During development, calcium channels on the outside of glial cells are expressed when the cells are growing and differentiating. When the cells reach maturity, the outside channels are removed, like training wheels on a bike. The astrocyte can now control calcium itself and “ride the bike with no hands.” The main way of astrocyte signaling in mature cells is from calcium release of internal endoplasmic reticulum stores. Activation of extracellular astrocyte receptors by transmitters released from neurons creates the formation of inositol triphosphate in the cytosol that causes rapid endoplasmic reticulum calcium release.
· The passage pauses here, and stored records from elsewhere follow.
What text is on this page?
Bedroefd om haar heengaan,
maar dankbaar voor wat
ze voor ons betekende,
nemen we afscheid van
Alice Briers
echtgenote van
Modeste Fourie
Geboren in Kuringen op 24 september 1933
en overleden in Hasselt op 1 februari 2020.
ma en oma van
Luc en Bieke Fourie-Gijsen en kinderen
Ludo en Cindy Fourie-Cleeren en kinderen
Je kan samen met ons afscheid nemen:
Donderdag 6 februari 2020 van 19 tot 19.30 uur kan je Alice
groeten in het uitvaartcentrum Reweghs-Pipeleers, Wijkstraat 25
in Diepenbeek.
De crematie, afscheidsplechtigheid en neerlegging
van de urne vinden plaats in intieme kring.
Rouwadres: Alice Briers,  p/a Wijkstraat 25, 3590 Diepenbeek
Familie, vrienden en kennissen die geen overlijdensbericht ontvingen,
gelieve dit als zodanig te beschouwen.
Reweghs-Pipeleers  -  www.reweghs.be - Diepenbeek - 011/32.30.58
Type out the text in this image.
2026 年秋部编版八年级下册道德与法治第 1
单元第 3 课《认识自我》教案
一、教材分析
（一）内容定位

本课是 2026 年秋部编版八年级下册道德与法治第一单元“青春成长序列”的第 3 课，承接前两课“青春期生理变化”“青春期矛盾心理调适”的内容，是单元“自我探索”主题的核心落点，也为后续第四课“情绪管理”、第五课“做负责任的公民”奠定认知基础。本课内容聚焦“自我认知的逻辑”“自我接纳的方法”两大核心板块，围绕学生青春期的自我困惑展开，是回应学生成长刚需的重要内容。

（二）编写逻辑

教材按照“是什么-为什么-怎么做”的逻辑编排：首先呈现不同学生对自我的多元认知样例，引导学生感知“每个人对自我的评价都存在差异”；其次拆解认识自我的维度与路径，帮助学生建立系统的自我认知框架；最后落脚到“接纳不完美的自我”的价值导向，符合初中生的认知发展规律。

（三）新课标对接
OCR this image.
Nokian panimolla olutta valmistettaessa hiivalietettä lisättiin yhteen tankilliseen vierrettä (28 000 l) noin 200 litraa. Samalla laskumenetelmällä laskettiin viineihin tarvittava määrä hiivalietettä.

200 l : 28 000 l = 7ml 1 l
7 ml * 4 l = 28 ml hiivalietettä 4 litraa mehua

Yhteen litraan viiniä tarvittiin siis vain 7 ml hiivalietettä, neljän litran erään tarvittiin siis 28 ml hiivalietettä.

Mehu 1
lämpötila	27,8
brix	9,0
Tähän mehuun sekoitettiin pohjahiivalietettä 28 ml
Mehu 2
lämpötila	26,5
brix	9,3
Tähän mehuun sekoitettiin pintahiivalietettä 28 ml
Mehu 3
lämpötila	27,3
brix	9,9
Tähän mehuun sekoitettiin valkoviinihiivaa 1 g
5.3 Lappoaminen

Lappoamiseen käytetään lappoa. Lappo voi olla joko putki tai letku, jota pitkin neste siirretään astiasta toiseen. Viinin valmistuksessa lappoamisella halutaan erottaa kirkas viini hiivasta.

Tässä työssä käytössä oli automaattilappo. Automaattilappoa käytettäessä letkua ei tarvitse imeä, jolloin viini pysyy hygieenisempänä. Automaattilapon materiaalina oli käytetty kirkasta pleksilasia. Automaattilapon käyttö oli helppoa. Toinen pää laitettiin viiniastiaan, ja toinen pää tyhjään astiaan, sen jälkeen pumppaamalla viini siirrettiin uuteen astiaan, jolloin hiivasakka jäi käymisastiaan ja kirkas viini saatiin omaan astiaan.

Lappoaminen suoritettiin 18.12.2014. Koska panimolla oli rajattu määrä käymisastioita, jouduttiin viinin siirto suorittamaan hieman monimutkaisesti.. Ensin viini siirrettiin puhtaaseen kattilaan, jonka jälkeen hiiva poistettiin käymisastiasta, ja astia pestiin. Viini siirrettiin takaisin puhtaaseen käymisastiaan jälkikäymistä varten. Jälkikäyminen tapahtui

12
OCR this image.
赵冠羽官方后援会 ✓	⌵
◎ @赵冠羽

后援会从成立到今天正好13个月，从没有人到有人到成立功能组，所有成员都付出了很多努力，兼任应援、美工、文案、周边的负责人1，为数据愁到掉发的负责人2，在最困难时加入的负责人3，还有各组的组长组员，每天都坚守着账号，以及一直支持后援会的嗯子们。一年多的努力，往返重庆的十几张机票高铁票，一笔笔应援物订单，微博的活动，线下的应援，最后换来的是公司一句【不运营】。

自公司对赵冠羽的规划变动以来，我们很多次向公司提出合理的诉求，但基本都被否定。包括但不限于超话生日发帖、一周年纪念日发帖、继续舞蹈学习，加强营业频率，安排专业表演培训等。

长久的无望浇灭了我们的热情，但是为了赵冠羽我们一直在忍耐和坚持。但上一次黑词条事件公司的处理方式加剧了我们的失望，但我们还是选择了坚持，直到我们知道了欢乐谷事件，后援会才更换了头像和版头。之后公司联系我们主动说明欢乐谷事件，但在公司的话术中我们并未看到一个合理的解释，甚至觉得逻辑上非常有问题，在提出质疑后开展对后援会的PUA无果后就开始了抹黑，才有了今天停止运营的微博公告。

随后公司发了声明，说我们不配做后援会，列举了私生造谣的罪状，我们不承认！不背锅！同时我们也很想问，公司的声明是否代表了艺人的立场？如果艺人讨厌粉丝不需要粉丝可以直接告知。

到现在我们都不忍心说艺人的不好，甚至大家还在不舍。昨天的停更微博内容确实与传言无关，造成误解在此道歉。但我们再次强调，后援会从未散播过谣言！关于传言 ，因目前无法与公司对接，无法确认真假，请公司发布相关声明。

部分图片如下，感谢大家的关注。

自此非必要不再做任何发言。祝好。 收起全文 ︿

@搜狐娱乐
When transmitters act on astrocytes, they create a series of calcium “puffs”—sparks that cause a calcium wave that diffuses the astrocyte, recruiting more endoplasmic reticulum and mitochondria through the cell, spreading through gap junctions to other astrocytes in a wave that can spread half a millimeter to all cells in its vicinity. Then more endoplasmic reticulum recruitment, calcium, and inositol triphosphate passage through gap junctions continue to create this incredible event from astrocyte to astrocyte.